Topological defect states in elastic phononic plates

TL;DR

This paper explores how topological defects like disclinations and dislocations in elastic phononic plates create robust, localized wave states that are immune to disturbances, opening new avenues in topological mechanics.

Contribution

It introduces topological defect states in elastic phononic plates, demonstrating their ability to produce protected waveguides and resonators with robustness against disturbances.

Findings

Topological defect states localize around defect boundaries.

Interface states are immune to finite size effects.

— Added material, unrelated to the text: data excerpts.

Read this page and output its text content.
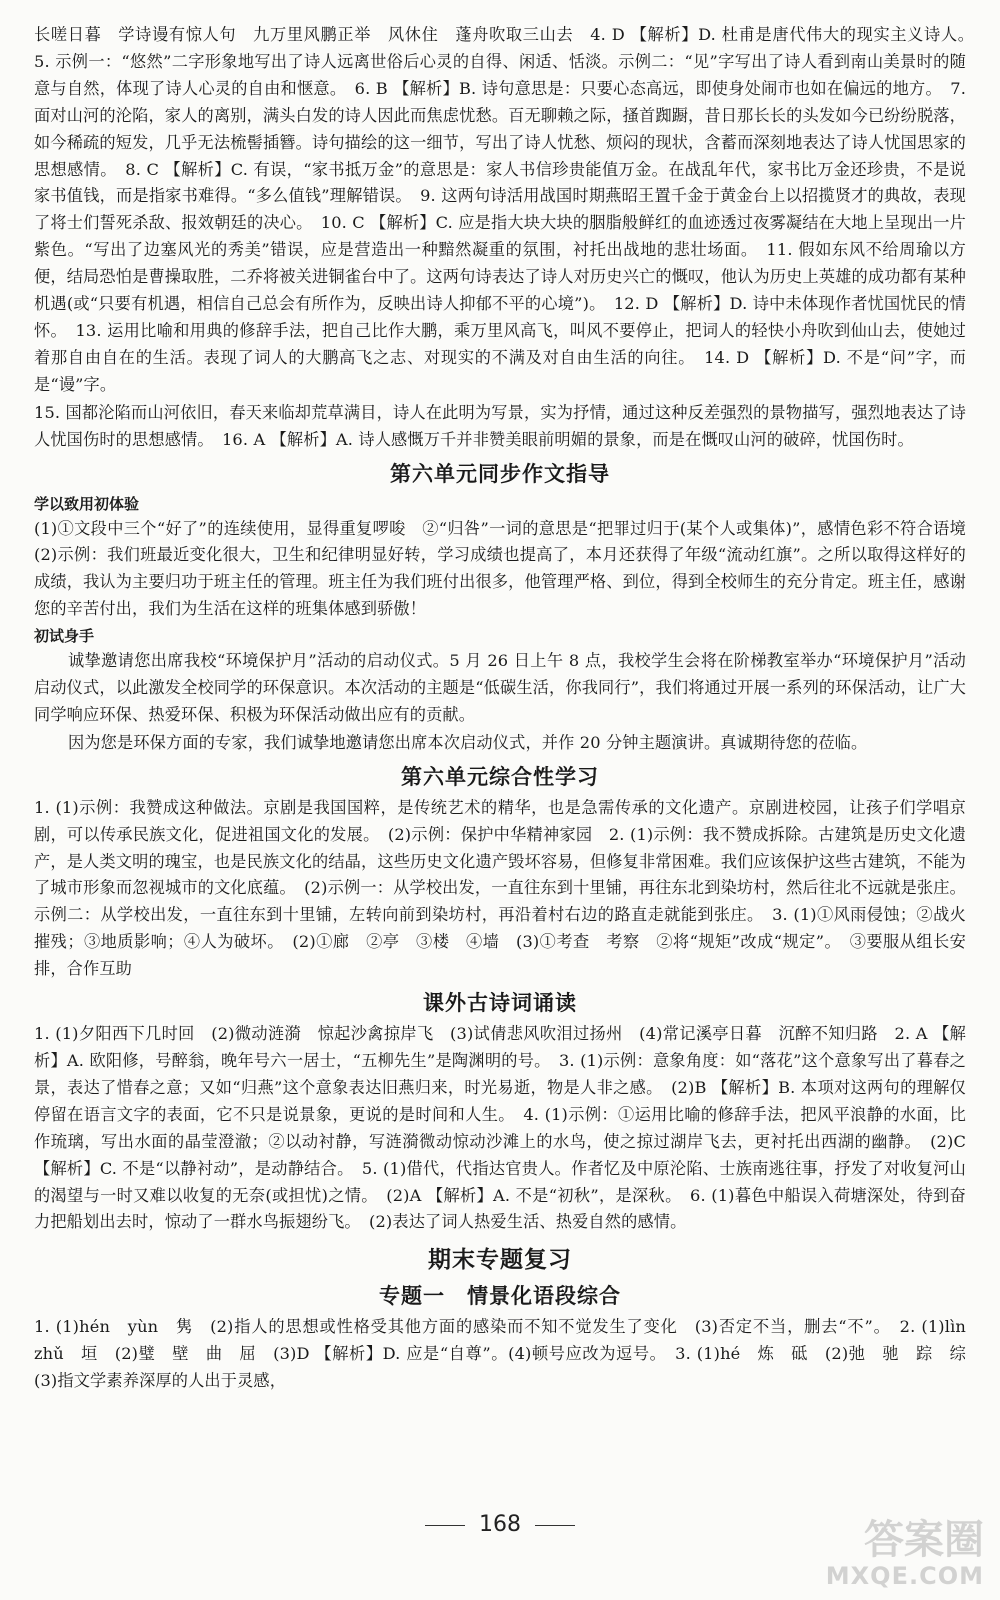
长嗟日暮　学诗谩有惊人句　九万里风鹏正举　风休住　蓬舟吹取三山去　4. D 【解析】D. 杜甫是唐代伟大的现实主义诗人。　5. 示例一：“悠然”二字形象地写出了诗人远离世俗后心灵的自得、闲适、恬淡。示例二：“见”字写出了诗人看到南山美景时的随意与自然，体现了诗人心灵的自由和惬意。　6. B 【解析】B. 诗句意思是：只要心态高远，即使身处闹市也如在偏远的地方。　7. 面对山河的沦陷，家人的离别，满头白发的诗人因此而焦虑忧愁。百无聊赖之际，搔首踟蹰，昔日那长长的头发如今已纷纷脱落，如今稀疏的短发，几乎无法梳髻插簪。诗句描绘的这一细节，写出了诗人忧愁、烦闷的现状，含蓄而深刻地表达了诗人忧国思家的思想感情。　8. C 【解析】C. 有误，“家书抵万金”的意思是：家人书信珍贵能值万金。在战乱年代，家书比万金还珍贵，不是说家书值钱，而是指家书难得。“多么值钱”理解错误。　9. 这两句诗活用战国时期燕昭王置千金于黄金台上以招揽贤才的典故，表现了将士们誓死杀敌、报效朝廷的决心。　10. C 【解析】C. 应是指大块大块的胭脂般鲜红的血迹透过夜雾凝结在大地上呈现出一片紫色。“写出了边塞风光的秀美”错误，应是营造出一种黯然凝重的氛围，衬托出战地的悲壮场面。　11. 假如东风不给周瑜以方便，结局恐怕是曹操取胜，二乔将被关进铜雀台中了。这两句诗表达了诗人对历史兴亡的慨叹，他认为历史上英雄的成功都有某种机遇(或“只要有机遇，相信自己总会有所作为，反映出诗人抑郁不平的心境”)。　12. D 【解析】D. 诗中未体现作者忧国忧民的情怀。　13. 运用比喻和用典的修辞手法，把自己比作大鹏，乘万里风高飞，叫风不要停止，把词人的轻快小舟吹到仙山去，使她过着那自由自在的生活。表现了词人的大鹏高飞之志、对现实的不满及对自由生活的向往。　14. D 【解析】D. 不是“问”字，而是“谩”字。

15. 国都沦陷而山河依旧，春天来临却荒草满目，诗人在此明为写景，实为抒情，通过这种反差强烈的景物描写，强烈地表达了诗人忧国伤时的思想感情。　16. A 【解析】A. 诗人感慨万千并非赞美眼前明媚的景象，而是在慨叹山河的破碎，忧国伤时。

第六单元同步作文指导
学以致用初体验

(1)①文段中三个“好了”的连续使用，显得重复啰唆　②“归咎”一词的意思是“把罪过归于(某个人或集体)”，感情色彩不符合语境　(2)示例：我们班最近变化很大，卫生和纪律明显好转，学习成绩也提高了，本月还获得了年级“流动红旗”。之所以取得这样好的成绩，我认为主要归功于班主任的管理。班主任为我们班付出很多，他管理严格、到位，得到全校师生的充分肯定。班主任，感谢您的辛苦付出，我们为生活在这样的班集体感到骄傲！

初试身手

诚挚邀请您出席我校“环境保护月”活动的启动仪式。5 月 26 日上午 8 点，我校学生会将在阶梯教室举办“环境保护月”活动启动仪式，以此激发全校同学的环保意识。本次活动的主题是“低碳生活，你我同行”，我们将通过开展一系列的环保活动，让广大同学响应环保、热爱环保、积极为环保活动做出应有的贡献。

因为您是环保方面的专家，我们诚挚地邀请您出席本次启动仪式，并作 20 分钟主题演讲。真诚期待您的莅临。

第六单元综合性学习

1. (1)示例：我赞成这种做法。京剧是我国国粹，是传统艺术的精华，也是急需传承的文化遗产。京剧进校园，让孩子们学唱京剧，可以传承民族文化，促进祖国文化的发展。　(2)示例：保护中华精神家园　2. (1)示例：我不赞成拆除。古建筑是历史文化遗产，是人类文明的瑰宝，也是民族文化的结晶，这些历史文化遗产毁坏容易，但修复非常困难。我们应该保护这些古建筑，不能为了城市形象而忽视城市的文化底蕴。　(2)示例一：从学校出发，一直往东到十里铺，再往东北到染坊村，然后往北不远就是张庄。示例二：从学校出发，一直往东到十里铺，左转向前到染坊村，再沿着村右边的路直走就能到张庄。　3. (1)①风雨侵蚀；②战火摧残；③地质影响；④人为破坏。　(2)①廊　②亭　③楼　④墙　(3)①考查　考察　②将“规矩”改成“规定”。　③要服从组长安排，合作互助

课外古诗词诵读

1. (1)夕阳西下几时回　(2)微动涟漪　惊起沙禽掠岸飞　(3)试倩悲风吹泪过扬州　(4)常记溪亭日暮　沉醉不知归路　2. A 【解析】A. 欧阳修，号醉翁，晚年号六一居士，“五柳先生”是陶渊明的号。　3. (1)示例：意象角度：如“落花”这个意象写出了暮春之景，表达了惜春之意；又如“归燕”这个意象表达旧燕归来，时光易逝，物是人非之感。　(2)B 【解析】B. 本项对这两句的理解仅停留在语言文字的表面，它不只是说景象，更说的是时间和人生。　4. (1)示例：①运用比喻的修辞手法，把风平浪静的水面，比作琉璃，写出水面的晶莹澄澈；②以动衬静，写涟漪微动惊动沙滩上的水鸟，使之掠过湖岸飞去，更衬托出西湖的幽静。　(2)C 【解析】C. 不是“以静衬动”，是动静结合。　5. (1)借代，代指达官贵人。作者忆及中原沦陷、士族南逃往事，抒发了对收复河山的渴望与一时又难以收复的无奈(或担忧)之情。　(2)A 【解析】A. 不是“初秋”，是深秋。　6. (1)暮色中船误入荷塘深处，待到奋力把船划出去时，惊动了一群水鸟振翅纷飞。　(2)表达了词人热爱生活、热爱自然的感情。

期末专题复习
专题一　情景化语段综合

1. (1)hén　yùn　隽　(2)指人的思想或性格受其他方面的感染而不知不觉发生了变化　(3)否定不当，删去“不”。　2. (1)lìn　zhǔ　垣　(2)璧　壁　曲　屈　(3)D 【解析】D. 应是“自尊”。(4)顿号应改为逗号。　3. (1)hé　炼　砥　(2)弛　驰　踪　综　(3)指文学素养深厚的人出于灵感，

168	答案圈
MXQE.COM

Disclinations produce pentagonal core structures with localized states.

Abstract

Topological defects (including disclinations and dislocations) which commonly exist in various materials have shown an amazing ability to produce excellent mechanical and physical properties of matters. In this paper, disclinations and dislocations are firstly introduced into the valley-polarized elastic phononic plate. Deformation of the lattice yields the interface expressing as the topologically protected wave guiding, due to the valley-polarized phase transition of phononic crystals (PnCs) across the interface. Then, disclinations are introduced into the Wannier-type elastic phononic plate. The deformation of the lattice yielded by disclinations produces a pentagonal core with the local five-fold symmetry. The topological bound states are well localized around the boundaries of the pentagonal cores with and without the hollow regions. The topological interface state and the topological bound state immunize against the finite sizes and the moderate disturbances of plates, essentially differing from the trivial defect states. The discovery of topological defect states unveils a new horizon in topological mechanics and physics, and it provides a novel platform to implement large-scale elastic devices with robust topological waveguides and resonators.